Opinion
June 4, 1990
Appeal from the Supreme Court, Westchester County (Wood, J.).
Ordered that the order is affirmed, with costs.
On appeal the plaintiff argues primarily one point: that the Supreme Court erred in denying the plaintiff an opportunity to seek punitive damages from the defendant. The plaintiff's demand for punitive damages is premised on its allegations that the defendant engaged in a pattern of unfair claim settlement practices. The courts have repeatedly recognized that since unfair claim settlement practices may be redressed by administrative action pursuant to the Insurance Law, there is no need to recognize private causes of action for punitive damages (see, Roldan v. Allstate Ins. Co., 149 A.D.2d 20; Kent Centre Assocs. v. Greater N.Y. Mut. Ins. Co., 139 A.D.2d 630; Mavroudis v State Wide Ins. Co., 121 A.D.2d 433, 434; Kurrus v. CNA Ins. Co., 115 A.D.2d 593; Royal Globe Ins. Co. v. Chock Full O'Nuts Corp., 86 A.D.2d 315; Cohen v. New York Prop. Ins.
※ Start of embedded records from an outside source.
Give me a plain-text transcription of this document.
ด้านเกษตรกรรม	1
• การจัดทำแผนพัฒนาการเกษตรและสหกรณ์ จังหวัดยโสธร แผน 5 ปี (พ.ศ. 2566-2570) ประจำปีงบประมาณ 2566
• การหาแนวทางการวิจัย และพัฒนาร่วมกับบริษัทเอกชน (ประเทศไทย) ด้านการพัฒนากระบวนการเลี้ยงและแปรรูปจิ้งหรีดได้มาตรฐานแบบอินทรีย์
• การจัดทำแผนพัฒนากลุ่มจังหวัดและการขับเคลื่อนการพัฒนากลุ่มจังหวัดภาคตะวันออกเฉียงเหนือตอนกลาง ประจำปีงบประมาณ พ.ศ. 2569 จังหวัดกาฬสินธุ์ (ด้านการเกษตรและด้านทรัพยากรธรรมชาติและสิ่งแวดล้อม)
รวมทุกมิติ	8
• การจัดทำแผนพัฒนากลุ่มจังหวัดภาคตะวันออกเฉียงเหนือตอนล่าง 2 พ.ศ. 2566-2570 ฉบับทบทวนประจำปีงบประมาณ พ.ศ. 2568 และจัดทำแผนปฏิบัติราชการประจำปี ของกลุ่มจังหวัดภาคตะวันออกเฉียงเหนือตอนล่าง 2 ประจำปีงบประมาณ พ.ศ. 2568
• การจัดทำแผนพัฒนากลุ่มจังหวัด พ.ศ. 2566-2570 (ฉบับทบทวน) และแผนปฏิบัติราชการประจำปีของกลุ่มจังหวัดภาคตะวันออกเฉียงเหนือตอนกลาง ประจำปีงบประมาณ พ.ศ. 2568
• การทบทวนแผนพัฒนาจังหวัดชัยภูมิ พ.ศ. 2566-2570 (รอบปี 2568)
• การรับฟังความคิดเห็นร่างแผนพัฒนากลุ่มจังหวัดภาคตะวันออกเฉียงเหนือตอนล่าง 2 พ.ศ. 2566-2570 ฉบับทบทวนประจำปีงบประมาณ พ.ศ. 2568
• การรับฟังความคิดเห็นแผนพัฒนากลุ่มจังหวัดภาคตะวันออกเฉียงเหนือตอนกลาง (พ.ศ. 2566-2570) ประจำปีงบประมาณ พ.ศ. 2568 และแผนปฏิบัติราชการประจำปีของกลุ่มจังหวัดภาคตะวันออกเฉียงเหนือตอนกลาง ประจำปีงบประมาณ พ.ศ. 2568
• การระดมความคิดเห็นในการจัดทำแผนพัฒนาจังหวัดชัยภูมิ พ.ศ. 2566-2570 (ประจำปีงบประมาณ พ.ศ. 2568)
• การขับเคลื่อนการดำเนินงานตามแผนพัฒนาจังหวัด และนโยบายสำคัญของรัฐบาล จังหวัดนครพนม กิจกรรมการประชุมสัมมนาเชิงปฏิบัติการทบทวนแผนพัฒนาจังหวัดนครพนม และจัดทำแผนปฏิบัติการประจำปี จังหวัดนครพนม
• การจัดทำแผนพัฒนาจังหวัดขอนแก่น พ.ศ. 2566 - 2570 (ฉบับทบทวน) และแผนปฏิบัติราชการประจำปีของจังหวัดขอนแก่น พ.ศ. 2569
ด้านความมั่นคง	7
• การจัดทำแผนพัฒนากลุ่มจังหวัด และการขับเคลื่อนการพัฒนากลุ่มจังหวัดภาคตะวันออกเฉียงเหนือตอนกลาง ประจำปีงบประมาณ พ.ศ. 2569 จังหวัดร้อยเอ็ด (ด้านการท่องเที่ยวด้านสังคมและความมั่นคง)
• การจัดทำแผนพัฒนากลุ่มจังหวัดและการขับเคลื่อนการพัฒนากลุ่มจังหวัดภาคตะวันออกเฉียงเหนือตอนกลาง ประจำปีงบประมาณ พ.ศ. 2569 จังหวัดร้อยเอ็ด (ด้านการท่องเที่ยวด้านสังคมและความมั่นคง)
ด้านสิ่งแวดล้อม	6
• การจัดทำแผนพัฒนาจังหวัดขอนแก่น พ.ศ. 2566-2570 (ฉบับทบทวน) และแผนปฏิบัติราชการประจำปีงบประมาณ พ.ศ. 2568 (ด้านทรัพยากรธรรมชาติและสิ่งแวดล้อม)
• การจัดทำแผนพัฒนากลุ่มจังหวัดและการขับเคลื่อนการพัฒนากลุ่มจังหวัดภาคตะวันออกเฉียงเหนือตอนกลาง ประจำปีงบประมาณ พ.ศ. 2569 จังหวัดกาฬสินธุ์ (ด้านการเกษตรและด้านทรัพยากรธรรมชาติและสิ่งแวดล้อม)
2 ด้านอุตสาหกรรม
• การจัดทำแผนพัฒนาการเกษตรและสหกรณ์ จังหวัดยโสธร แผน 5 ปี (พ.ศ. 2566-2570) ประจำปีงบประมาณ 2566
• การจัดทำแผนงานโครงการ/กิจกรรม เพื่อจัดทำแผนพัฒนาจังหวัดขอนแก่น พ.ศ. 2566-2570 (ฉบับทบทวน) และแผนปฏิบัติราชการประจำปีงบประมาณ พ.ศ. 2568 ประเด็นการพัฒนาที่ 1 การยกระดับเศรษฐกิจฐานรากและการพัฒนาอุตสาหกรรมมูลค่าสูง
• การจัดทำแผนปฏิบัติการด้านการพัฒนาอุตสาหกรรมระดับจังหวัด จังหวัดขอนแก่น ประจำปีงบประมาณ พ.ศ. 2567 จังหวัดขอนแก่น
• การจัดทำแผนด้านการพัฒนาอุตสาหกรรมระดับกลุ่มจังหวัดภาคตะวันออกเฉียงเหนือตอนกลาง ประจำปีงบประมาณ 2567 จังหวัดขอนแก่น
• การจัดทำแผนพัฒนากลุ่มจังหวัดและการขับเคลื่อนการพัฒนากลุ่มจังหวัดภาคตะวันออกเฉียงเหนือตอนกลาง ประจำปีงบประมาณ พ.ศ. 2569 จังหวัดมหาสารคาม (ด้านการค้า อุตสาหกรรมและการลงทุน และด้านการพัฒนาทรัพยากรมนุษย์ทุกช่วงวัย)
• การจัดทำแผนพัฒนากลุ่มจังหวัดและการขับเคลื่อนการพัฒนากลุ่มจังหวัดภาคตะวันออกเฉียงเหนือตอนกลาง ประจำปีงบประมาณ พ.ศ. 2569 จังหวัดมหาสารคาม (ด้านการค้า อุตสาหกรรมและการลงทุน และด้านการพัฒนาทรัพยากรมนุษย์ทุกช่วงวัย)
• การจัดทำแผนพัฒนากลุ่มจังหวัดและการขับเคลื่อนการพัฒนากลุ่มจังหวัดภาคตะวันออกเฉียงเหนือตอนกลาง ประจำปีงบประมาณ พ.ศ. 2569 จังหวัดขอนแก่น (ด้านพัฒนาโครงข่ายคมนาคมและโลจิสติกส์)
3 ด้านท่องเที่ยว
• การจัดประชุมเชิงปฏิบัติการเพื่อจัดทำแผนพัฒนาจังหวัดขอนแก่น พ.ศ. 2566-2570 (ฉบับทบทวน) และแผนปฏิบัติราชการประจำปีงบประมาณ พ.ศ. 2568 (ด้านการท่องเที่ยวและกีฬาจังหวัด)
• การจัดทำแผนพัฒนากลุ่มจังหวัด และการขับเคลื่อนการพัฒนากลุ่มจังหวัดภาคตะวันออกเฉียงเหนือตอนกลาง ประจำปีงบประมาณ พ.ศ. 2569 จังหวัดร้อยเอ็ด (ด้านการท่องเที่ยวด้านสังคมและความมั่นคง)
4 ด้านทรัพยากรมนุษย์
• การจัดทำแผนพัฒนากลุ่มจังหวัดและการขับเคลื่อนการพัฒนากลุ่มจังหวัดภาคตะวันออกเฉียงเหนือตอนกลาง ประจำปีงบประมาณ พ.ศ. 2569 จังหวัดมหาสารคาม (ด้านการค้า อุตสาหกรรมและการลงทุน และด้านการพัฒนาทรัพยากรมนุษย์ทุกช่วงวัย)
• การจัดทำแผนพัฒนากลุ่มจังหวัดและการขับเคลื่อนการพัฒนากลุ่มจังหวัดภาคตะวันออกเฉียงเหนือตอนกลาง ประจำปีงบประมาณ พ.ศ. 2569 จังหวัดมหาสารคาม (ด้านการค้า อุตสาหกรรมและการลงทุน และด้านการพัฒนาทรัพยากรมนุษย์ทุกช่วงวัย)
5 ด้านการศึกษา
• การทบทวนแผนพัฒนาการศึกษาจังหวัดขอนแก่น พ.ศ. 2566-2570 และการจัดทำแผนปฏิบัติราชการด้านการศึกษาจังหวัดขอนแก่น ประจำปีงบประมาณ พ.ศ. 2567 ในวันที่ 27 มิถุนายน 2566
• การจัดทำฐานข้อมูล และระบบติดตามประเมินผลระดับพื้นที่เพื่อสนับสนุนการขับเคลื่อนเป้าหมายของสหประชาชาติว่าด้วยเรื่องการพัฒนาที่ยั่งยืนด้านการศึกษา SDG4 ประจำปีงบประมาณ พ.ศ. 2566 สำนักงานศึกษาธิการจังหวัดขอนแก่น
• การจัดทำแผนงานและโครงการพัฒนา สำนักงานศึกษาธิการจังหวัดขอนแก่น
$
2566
Underwriting Assn., 65 A.D.2d 71). The Supreme Court was therefore correct in granting the defendant's motion to dismiss so much of the complaint as sought punitive damages, and in denying the plaintiff's motion for leave to serve an amended complaint. We have examined the plaintiff's remaining arguments and find them to be without merit. Thompson, J.P., Bracken, Lawrence and Kunzeman, JJ., concur.